Faisal menambahkan, penciptaan lapangan kerja melalui belanja pemerintah maupun investasi mesti dimaksimalkan. Dengan cara itu, konsumsi masyarakat akan terjaga sehingga masih bisa menopang pertumbuhan ekonomi.
Akan tetapi, melihat kondisi terkini, Faisal memperkirakan pertumbuhan ekonomi RI sepanjang 2019 tidak akan mencapai target 5,3 persen. Ia memperkirakan, perekonomian RI pada 2019 tumbuh pada kisaran 5-5,05 persen.
Bantuan sosial
Peneliti dari Lembaga Ilmu Pengetahuan Indonesia, Maxensius Tri Sambodo, menyarankan, dalam 1,5 bulan menjelang akhir tahun ini, penyerapan anggaran pemerintah pusat dan daerah bisa didorong untuk mengejar pertumbuhan ekonomi. Bantuan sosial yang masih ada juga bisa dituntaskan untuk mendorong konsumsi masyarakat.
Sebagaimana dikemukakan Askolani, pemerintah berupaya menjaga daya beli kelompok masyarakat miskin dengan cara mendorong realisasi bantuan sosial hingga 100 persen, yakni Rp 97,1 triliun. Bantuan sosial meliputi program keluarga harapan, penerima bantuan iuran Jaminan Kesehatan Nasional, bantuan pangan nontunai, dan penanggulangan bencana.
”Strategi belanja dioptimalkan untuk menjaga pertumbuhan konsumsi rumah tangga tetap di atas 5 persen dalam kondisi pelambatan pertumbuhan ekonomi,” ujarnya.
Perekonomian Indonesia diproyeksi tumbuh 5 persen pada 2019 oleh Dana Moneter Internasional (IMF) dan Bank Dunia. Adapun Organisasi untuk Kerja Sama dan Pembangunan Ekonomi (OECD) memproyeksikan 5,2 persen dan Bank Pembangunan Asia memproyeksikan 5,1 persen.
UMKM
Kementerian Koperasi dan Usaha Kecil Menengah berupaya mendukung pelaku usaha mikro, kecil, dan menengah (UMKM) dalam meningkatkan kontribusi terhadap perekonomian.

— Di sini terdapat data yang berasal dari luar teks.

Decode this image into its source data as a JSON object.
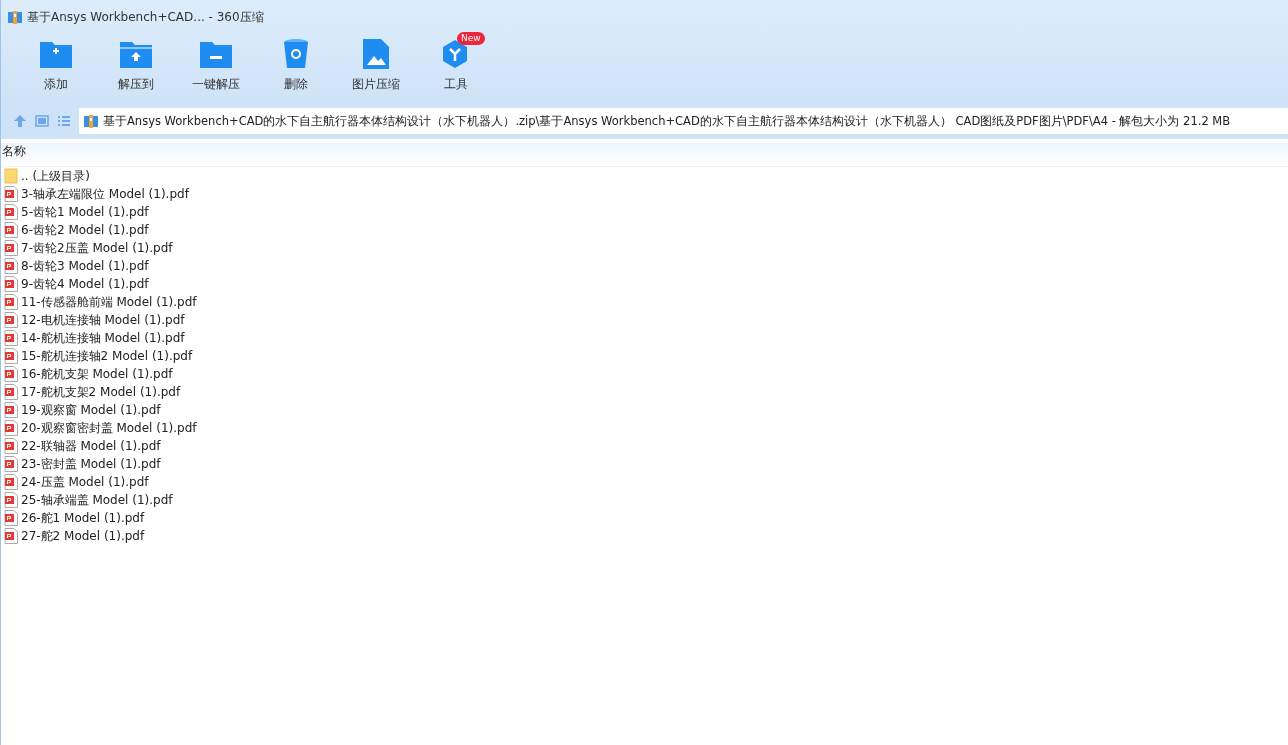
{
  "window": {
    "title": "基于Ansys Workbench+CAD... - 360压缩"
  },
  "toolbar": [
    {
      "label": "添加",
      "kind": "add"
    },
    {
      "label": "解压到",
      "kind": "extract-to"
    },
    {
      "label": "一键解压",
      "kind": "extract"
    },
    {
      "label": "删除",
      "kind": "delete"
    },
    {
      "label": "图片压缩",
      "kind": "image"
    },
    {
      "label": "工具",
      "kind": "tools",
      "badge": "New"
    }
  ],
  "address_bar": {
    "path": "基于Ansys Workbench+CAD的水下自主航行器本体结构设计（水下机器人）.zip\\基于Ansys Workbench+CAD的水下自主航行器本体结构设计（水下机器人） CAD图纸及PDF图片\\PDF\\A4 - 解包大小为 21.2 MB"
  },
  "file_list": {
    "columns": [
      "名称"
    ],
    "rows": [
      {
        "name": ".. (上级目录)",
        "kind": "folder"
      },
      {
        "name": "3-轴承左端限位 Model (1).pdf",
        "kind": "pdf"
      },
      {
        "name": "5-齿轮1 Model (1).pdf",
        "kind": "pdf"
      },
      {
        "name": "6-齿轮2 Model (1).pdf",
        "kind": "pdf"
      },
      {
        "name": "7-齿轮2压盖 Model (1).pdf",
        "kind": "pdf"
      },
      {
        "name": "8-齿轮3 Model (1).pdf",
        "kind": "pdf"
      },
      {
        "name": "9-齿轮4 Model (1).pdf",
        "kind": "pdf"
      },
      {
        "name": "11-传感器舱前端 Model (1).pdf",
        "kind": "pdf"
      },
      {
        "name": "12-电机连接轴 Model (1).pdf",
        "kind": "pdf"
      },
      {
        "name": "14-舵机连接轴 Model (1).pdf",
        "kind": "pdf"
      },
      {
        "name": "15-舵机连接轴2 Model (1).pdf",
        "kind": "pdf"
      },
      {
        "name": "16-舵机支架 Model (1).pdf",
        "kind": "pdf"
      },
      {
        "name": "17-舵机支架2 Model (1).pdf",
        "kind": "pdf"
      },
      {
        "name": "19-观察窗 Model (1).pdf",
        "kind": "pdf"
      },
      {
        "name": "20-观察窗密封盖 Model (1).pdf",
        "kind": "pdf"
      },
      {
        "name": "22-联轴器 Model (1).pdf",
        "kind": "pdf"
      },
      {
        "name": "23-密封盖 Model (1).pdf",
        "kind": "pdf"
      },
      {
        "name": "24-压盖 Model (1).pdf",
        "kind": "pdf"
      },
      {
        "name": "25-轴承端盖 Model (1).pdf",
        "kind": "pdf"
      },
      {
        "name": "26-舵1 Model (1).pdf",
        "kind": "pdf"
      },
      {
        "name": "27-舵2 Model (1).pdf",
        "kind": "pdf"
      }
    ]
  }
}
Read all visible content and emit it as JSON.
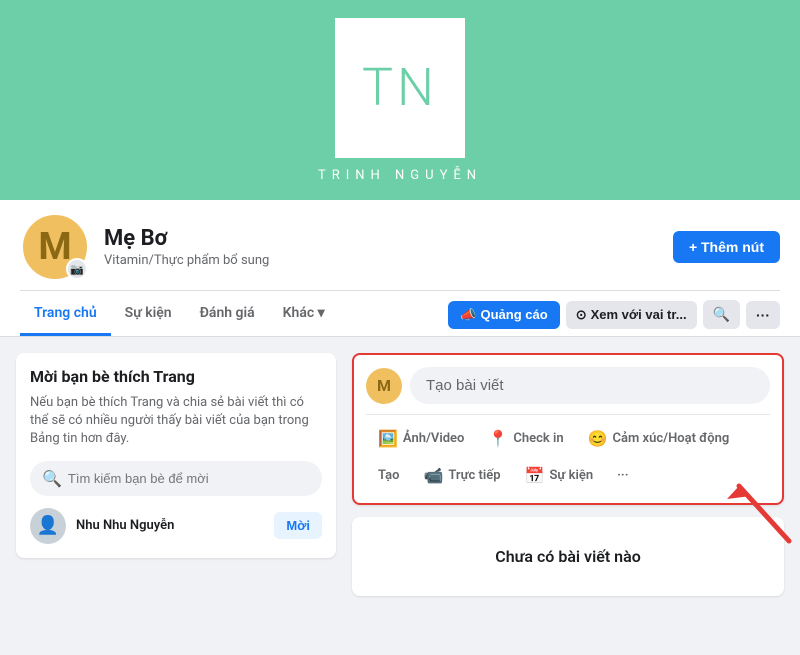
{
  "cover": {
    "logo_letters": "TN",
    "logo_name": "TRINH NGUYỄN",
    "background_color": "#6dcfa8"
  },
  "profile": {
    "avatar_letter": "M",
    "page_name": "Mẹ Bơ",
    "page_category": "Vitamin/Thực phẩm bổ sung",
    "add_button_label": "+ Thêm nút",
    "camera_icon": "📷"
  },
  "nav": {
    "tabs": [
      {
        "label": "Trang chủ",
        "active": true
      },
      {
        "label": "Sự kiện",
        "active": false
      },
      {
        "label": "Đánh giá",
        "active": false
      },
      {
        "label": "Khác ▾",
        "active": false
      }
    ],
    "actions": [
      {
        "label": "📣 Quảng cáo",
        "type": "primary"
      },
      {
        "label": "⊙ Xem với vai tr...",
        "type": "secondary"
      },
      {
        "label": "🔍",
        "type": "icon"
      },
      {
        "label": "···",
        "type": "icon"
      }
    ]
  },
  "left_sidebar": {
    "invite_title": "Mời bạn bè thích Trang",
    "invite_desc": "Nếu bạn bè thích Trang và chia sẻ bài viết thì có thể sẽ có nhiều người thấy bài viết của bạn trong Bảng tin hơn đây.",
    "search_placeholder": "Tìm kiếm bạn bè để mời",
    "friend": {
      "name": "Nhu Nhu Nguyễn",
      "invite_label": "Mời"
    }
  },
  "post_creator": {
    "placeholder": "Tạo bài viết",
    "actions": [
      {
        "icon": "🖼️",
        "label": "Ảnh/Video"
      },
      {
        "icon": "📍",
        "label": "Check in"
      },
      {
        "icon": "😊",
        "label": "Cảm xúc/Hoạt động"
      }
    ],
    "more_actions": [
      {
        "label": "Tạo"
      },
      {
        "icon": "📹",
        "label": "Trực tiếp"
      },
      {
        "icon": "📅",
        "label": "Sự kiện"
      },
      {
        "icon": "···",
        "label": ""
      }
    ]
  },
  "no_posts": {
    "label": "Chưa có bài viết nào"
  },
  "theme": {
    "primary_blue": "#1877f2",
    "highlight_red": "#e53935",
    "bg_gray": "#f0f2f5"
  }
}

Menteri Koperasi dan UKM Teten Masduki, saat berkunjung ke Kompas, Selasa, menyebutkan, salah satu caranya adalah dengan meningkatkan peran produk UMKM terhadap kinerja ekspor. Ia mengakui ditugaskan Presiden Joko Widodo untuk meningkatkan kontribusi UMKM terhadap ekspor dari 14 persen menjadi 50 persen pada 2024.

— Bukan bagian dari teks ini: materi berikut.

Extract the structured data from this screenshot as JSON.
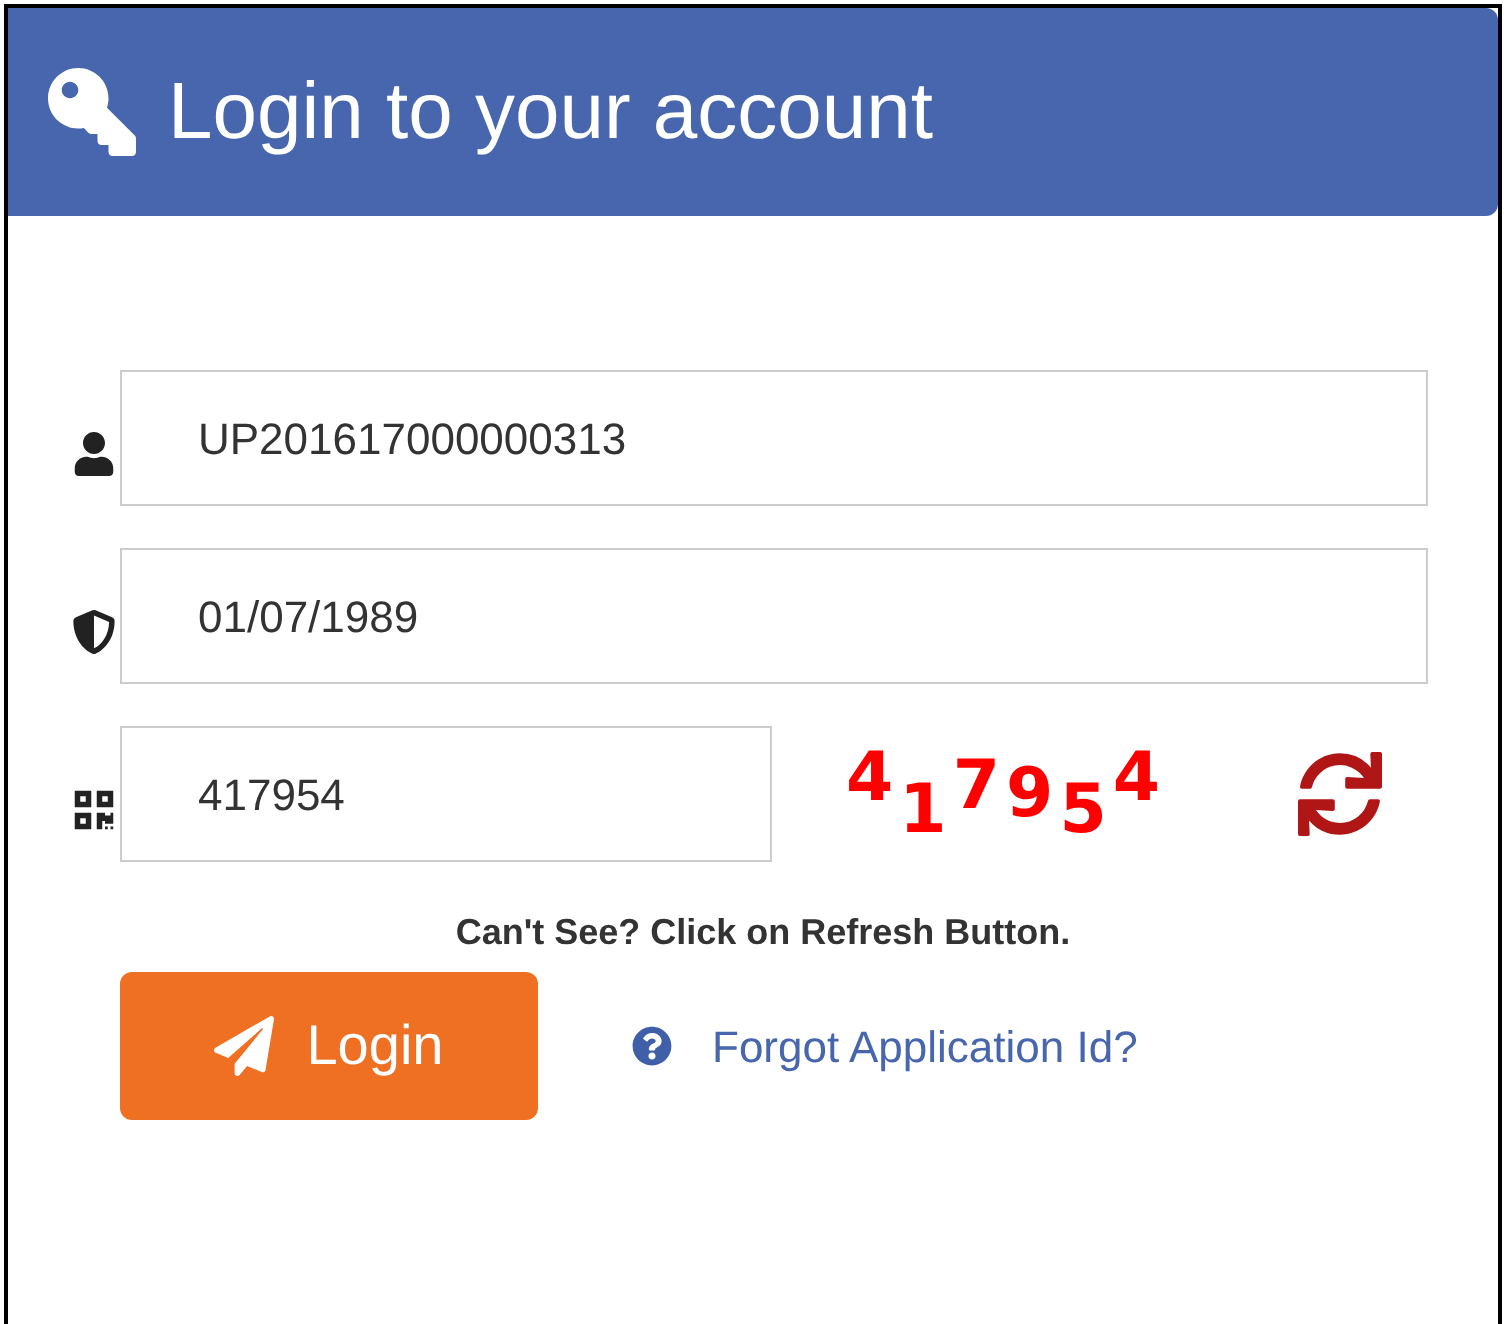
{
  "header": {
    "title": "Login to your account"
  },
  "fields": [
    {
      "kind": "user",
      "value": "UP201617000000313"
    },
    {
      "kind": "password",
      "value": "01/07/1989"
    },
    {
      "kind": "captcha",
      "value": "417954"
    }
  ],
  "captcha": {
    "text": "417954"
  },
  "hint": "Can't See? Click on Refresh Button.",
  "login_button": "Login",
  "forgot_link": "Forgot Application Id?"
}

Sebelumnya, Teten menuturkan, arah kebijakan pengembangan UMKM melalui pendekatan komunitas, kluster, berdasarkan sentra produksi, komoditas, atau wilayah.
”Dengan demikian pembiayaan dan pembinaan dilakukan lebih masif. Pemerintah juga akan menggunakan pendekatan variatif karena kebutuhan pelaku UMKM di masing-masing skala atau level usaha berbeda,” ujar Teten.
Berdasarkan data Asosiasi Usaha Mikro, Kecil, dan Menengah Indonesia (Akumindo), UMKM menyerap 95 persen tenaga kerja dan menyumbang sekitar 64 persen terhadap PDB Indonesia. Berdasarkan data BPS, PDB Indonesia per akhir 2018 sebesar Rp 14.837 triliun.
Meski demikian, untuk meningkatkan peran UMKM, pemerintah memerlukan data yang lebih rinci. Menurut Ketua Umum Komite Pengusaha Mikro Kecil Menengah Indonesia Bersatu Yoyok Pitoyo, Indonesia kebutuhan data yang rinci itu berdasarkan pengalamannya melihat data UMKM yang tumpang tindih antara kementerian/lembaga.